Moya later earned money by working on other political campaigns. Then, in 1984, she was appointed to the Harris County Appraisal Review Board, which was responsible for hearing and resolving protests concerning the valuation of property for tax purposes. "It was a tremendous experience for me, because I learned a lot about politics, I learned a lot about institutional racism, and I learned a lot about real estate," she said.

After roughly four years on the board, she took a job as an admissions counselor at the University of Houston-Downtown and, soon after, began enrolling in some courses there. By 1989 she was a full-time student again. She worked part time and earned a bachelor's degree in English in 1991.

By then, however, her marriage, which she characterized as never having been stable, fell apart. "It was an interesting and ultimately very difficult kind of life to be a political wife," Moya said. "I looked around at a bunch of professions and thought, well, being a professor is kind of cool ­ job for life, literature all the time; you know, I think I'll do this. I had a very pre-professional notion of it."

For graduate school, she enrolled at Cornell University, which offered her a two-year full scholarship. "I filed for divorce, packed my kids in the van and left," she said. "And it was the best thing I ever did."

* * *

Cornell University's English Department was a hotbed of post-structuralist theory at the time of Moya's arrival in 1991.

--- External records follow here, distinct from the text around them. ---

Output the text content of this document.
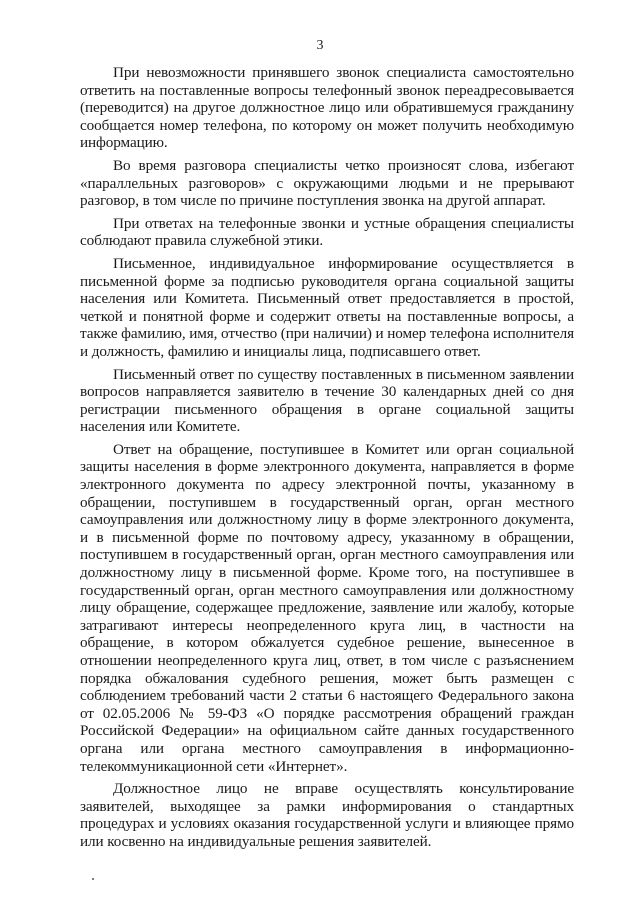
3

При невозможности принявшего звонок специалиста самостоятельно ответить на поставленные вопросы телефонный звонок переадресовывается (переводится) на другое должностное лицо или обратившемуся гражданину сообщается номер телефона, по которому он может получить необходимую информацию.

Во время разговора специалисты четко произносят слова, избегают «параллельных разговоров» с окружающими людьми и не прерывают разговор, в том числе по причине поступления звонка на другой аппарат.

При ответах на телефонные звонки и устные обращения специалисты соблюдают правила служебной этики.

Письменное, индивидуальное информирование осуществляется в письменной форме за подписью руководителя органа социальной защиты населения или Комитета. Письменный ответ предоставляется в простой, четкой и понятной форме и содержит ответы на поставленные вопросы, а также фамилию, имя, отчество (при наличии) и номер телефона исполнителя и должность, фамилию и инициалы лица, подписавшего ответ.

Письменный ответ по существу поставленных в письменном заявлении вопросов направляется заявителю в течение 30 календарных дней со дня регистрации письменного обращения в органе социальной защиты населения или Комитете.

Ответ на обращение, поступившее в Комитет или орган социальной защиты населения в форме электронного документа, направляется в форме электронного документа по адресу электронной почты, указанному в обращении, поступившем в государственный орган, орган местного самоуправления или должностному лицу в форме электронного документа, и в письменной форме по почтовому адресу, указанному в обращении, поступившем в государственный орган, орган местного самоуправления или должностному лицу в письменной форме. Кроме того, на поступившее в государственный орган, орган местного самоуправления или должностному лицу обращение, содержащее предложение, заявление или жалобу, которые затрагивают интересы неопределенного круга лиц, в частности на обращение, в котором обжалуется судебное решение, вынесенное в отношении неопределенного круга лиц, ответ, в том числе с разъяснением порядка обжалования судебного решения, может быть размещен с соблюдением требований части 2 статьи 6 настоящего Федерального закона от 02.05.2006 № 59-ФЗ «О порядке рассмотрения обращений граждан Российской Федерации» на официальном сайте данных государственного органа или органа местного самоуправления в информационно-телекоммуникационной сети «Интернет».

Должностное лицо не вправе осуществлять консультирование заявителей, выходящее за рамки информирования о стандартных процедурах и условиях оказания государственной услуги и влияющее прямо или косвенно на индивидуальные решения заявителей.
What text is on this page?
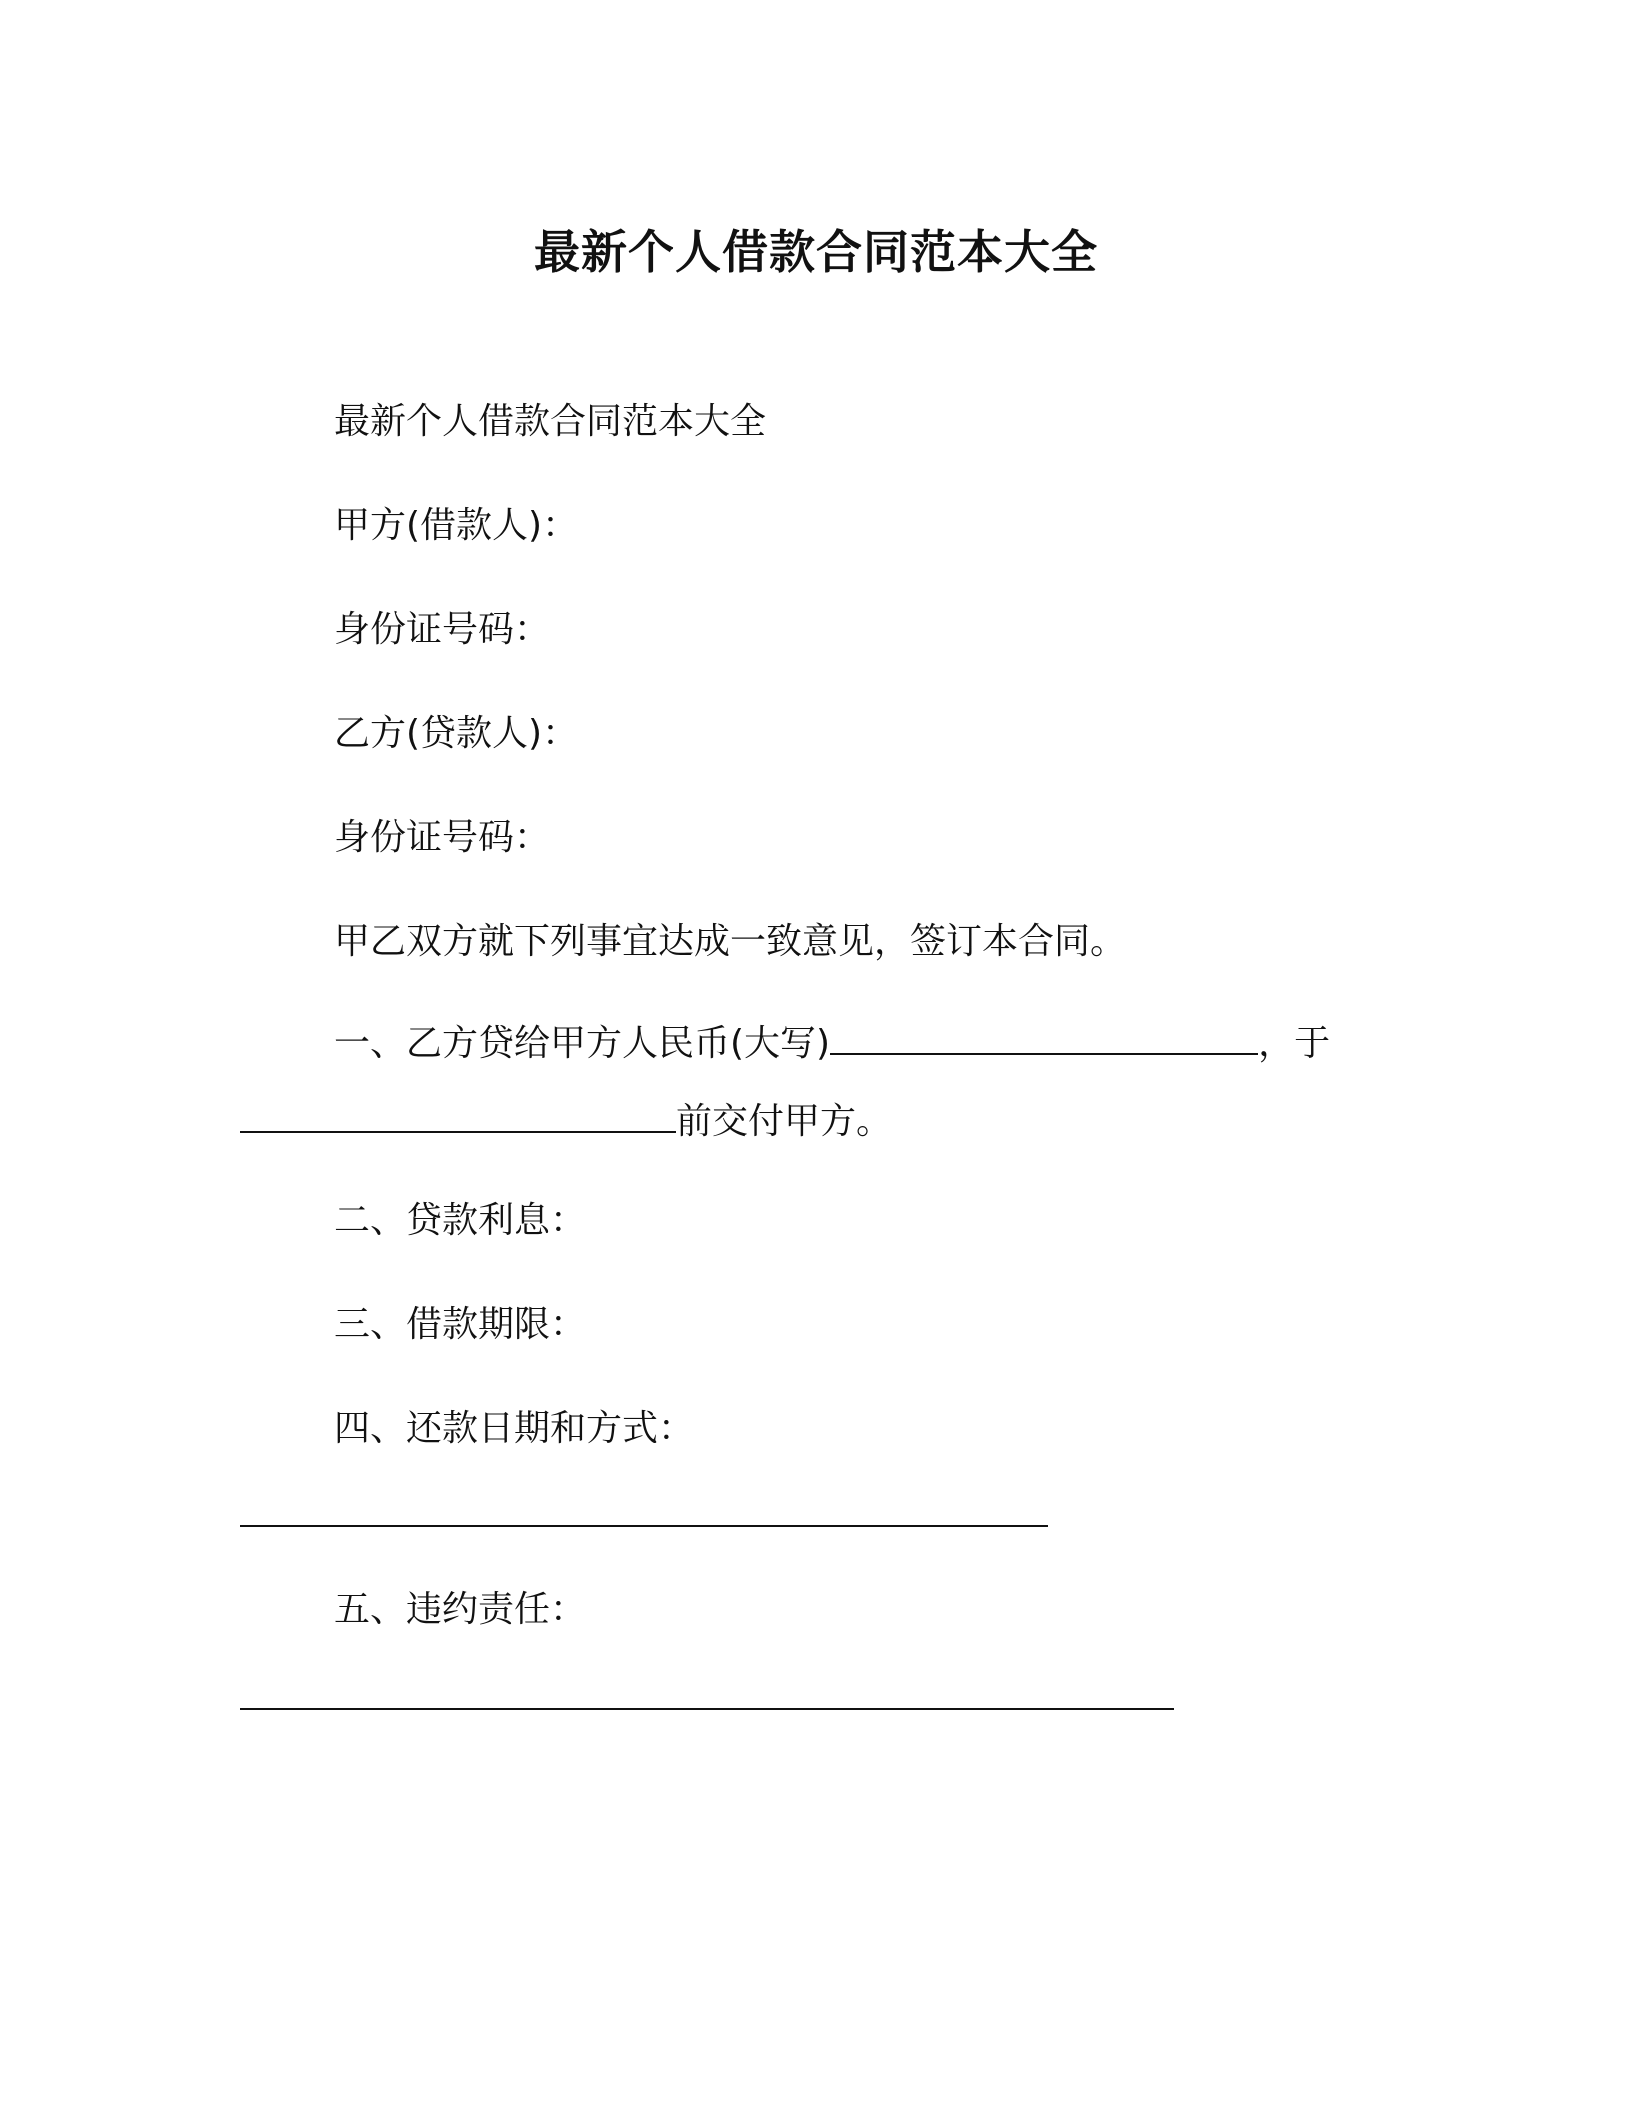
最新个人借款合同范本大全
最新个人借款合同范本大全
甲方(借款人)：
身份证号码：
乙方(贷款人)：
身份证号码：
甲乙双方就下列事宜达成一致意见，签订本合同。
一、乙方贷给甲方人民币(大写)	，于
前交付甲方。
二、贷款利息：
三、借款期限：
四、还款日期和方式：
五、违约责任：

In the United States, post-structuralism was a slowly moving groundswell that attracted approbation and dissension in equal parts. Formalists, whose numbers already were dwindling fast by the early 1980s, were the most vociferously opposed to the movement. Many decried deconstruction as thinly veiled nihilism. (Formalists believe they can study a text and derive a central meaning from it; deconstructionists believe there is no such thing as a central meaning.)